Deux jours plus tard, le 17 avril, le juge Denis Laberge, de la Cour municipale de Montréal, a refusé qu'il soit remis en liberté en attendant son procès dans un premier dossier qui contient 12 chefs d'accusation, dont voies de fait, menaces, avoir troublé la paix, méfait, attroupement illégal et agression armée. Cette dernière accusation aurait été portée parce qu'il aurait projeté des serpentins en aérosol sur un policier.

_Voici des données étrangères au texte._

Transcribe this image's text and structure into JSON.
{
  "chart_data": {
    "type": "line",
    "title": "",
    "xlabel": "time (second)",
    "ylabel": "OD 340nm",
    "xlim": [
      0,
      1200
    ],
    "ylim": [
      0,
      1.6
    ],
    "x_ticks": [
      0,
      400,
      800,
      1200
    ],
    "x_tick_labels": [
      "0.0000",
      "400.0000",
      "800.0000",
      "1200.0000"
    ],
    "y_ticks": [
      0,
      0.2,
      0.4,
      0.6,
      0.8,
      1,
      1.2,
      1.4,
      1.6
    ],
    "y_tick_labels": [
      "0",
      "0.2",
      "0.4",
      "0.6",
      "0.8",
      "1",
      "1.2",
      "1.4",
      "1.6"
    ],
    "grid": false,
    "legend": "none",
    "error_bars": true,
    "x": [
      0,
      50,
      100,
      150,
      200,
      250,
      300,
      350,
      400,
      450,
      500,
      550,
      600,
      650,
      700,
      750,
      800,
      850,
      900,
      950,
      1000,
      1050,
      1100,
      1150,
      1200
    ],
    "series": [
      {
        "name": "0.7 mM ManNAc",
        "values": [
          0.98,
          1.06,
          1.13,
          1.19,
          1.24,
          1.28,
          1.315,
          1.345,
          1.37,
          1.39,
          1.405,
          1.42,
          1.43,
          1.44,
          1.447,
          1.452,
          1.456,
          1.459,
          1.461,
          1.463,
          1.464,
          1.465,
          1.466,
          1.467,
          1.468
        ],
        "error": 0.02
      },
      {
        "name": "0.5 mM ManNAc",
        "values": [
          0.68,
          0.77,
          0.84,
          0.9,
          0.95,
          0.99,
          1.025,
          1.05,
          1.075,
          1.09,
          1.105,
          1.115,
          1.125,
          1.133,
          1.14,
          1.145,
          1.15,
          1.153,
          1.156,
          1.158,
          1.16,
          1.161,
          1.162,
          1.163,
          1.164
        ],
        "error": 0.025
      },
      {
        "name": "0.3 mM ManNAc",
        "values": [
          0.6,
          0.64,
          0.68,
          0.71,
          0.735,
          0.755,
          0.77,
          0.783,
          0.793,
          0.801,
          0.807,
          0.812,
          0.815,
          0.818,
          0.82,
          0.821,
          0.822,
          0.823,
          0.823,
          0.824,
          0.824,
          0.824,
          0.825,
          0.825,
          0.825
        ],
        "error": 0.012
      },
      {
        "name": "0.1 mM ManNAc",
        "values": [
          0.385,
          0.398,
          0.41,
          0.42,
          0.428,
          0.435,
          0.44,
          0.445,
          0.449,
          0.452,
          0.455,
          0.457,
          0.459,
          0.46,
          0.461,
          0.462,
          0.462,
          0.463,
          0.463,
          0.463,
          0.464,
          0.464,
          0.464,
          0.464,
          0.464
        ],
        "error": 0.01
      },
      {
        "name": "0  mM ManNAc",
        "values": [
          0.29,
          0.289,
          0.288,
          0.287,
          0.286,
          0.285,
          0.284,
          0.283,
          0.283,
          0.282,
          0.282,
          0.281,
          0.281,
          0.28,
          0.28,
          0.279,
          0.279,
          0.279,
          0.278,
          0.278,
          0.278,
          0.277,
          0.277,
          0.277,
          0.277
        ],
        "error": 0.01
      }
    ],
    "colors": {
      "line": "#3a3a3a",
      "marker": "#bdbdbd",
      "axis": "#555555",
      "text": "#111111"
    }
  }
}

Son avocate Véronique Robert va présenter en Cour supérieure jeudi une requête pour faire casser cette décision du juge Laberge.

Ce dossier, ainsi qu'un autre où il fait face à deux chefs d'accusation, soit voies de fait et méfait, était de retour en Cour municipale mercredi devant le juge Richard Starck. Celui-ci devait notamment entendre la demande de libération avec caution dans la seconde cause. Les deux dossiers ont été reportés à vendredi.

Mais lors de cette brève audience mercredi, la procureure municipale a indiqué au juge qu'elle déposerait de nouvelles accusations contre M. Babou. Elle n'a toutefois pas précisé la nature de celles-ci ni leur nombre.

L'étudiant était présent en cour mercredi. Il paraissait calme, bien que toujours en détention et menotté. Derrière les barreaux depuis une dizaine de jours, il y restera au moins une journée de plus.

Les avocats au dossier ont refusé de parler aux journalistes.

Une trentaine de jeunes ont manifesté devant la Cour municipale mercredi matin, tenant des banderoles sur lesquelles on pouvait notamment lire «Le droit de manifester en péril / Non à l'État policier». Les jeunes interrogés ont toutefois refusé de dire pourquoi ils étaient là et ce qu'ils dénonçaient.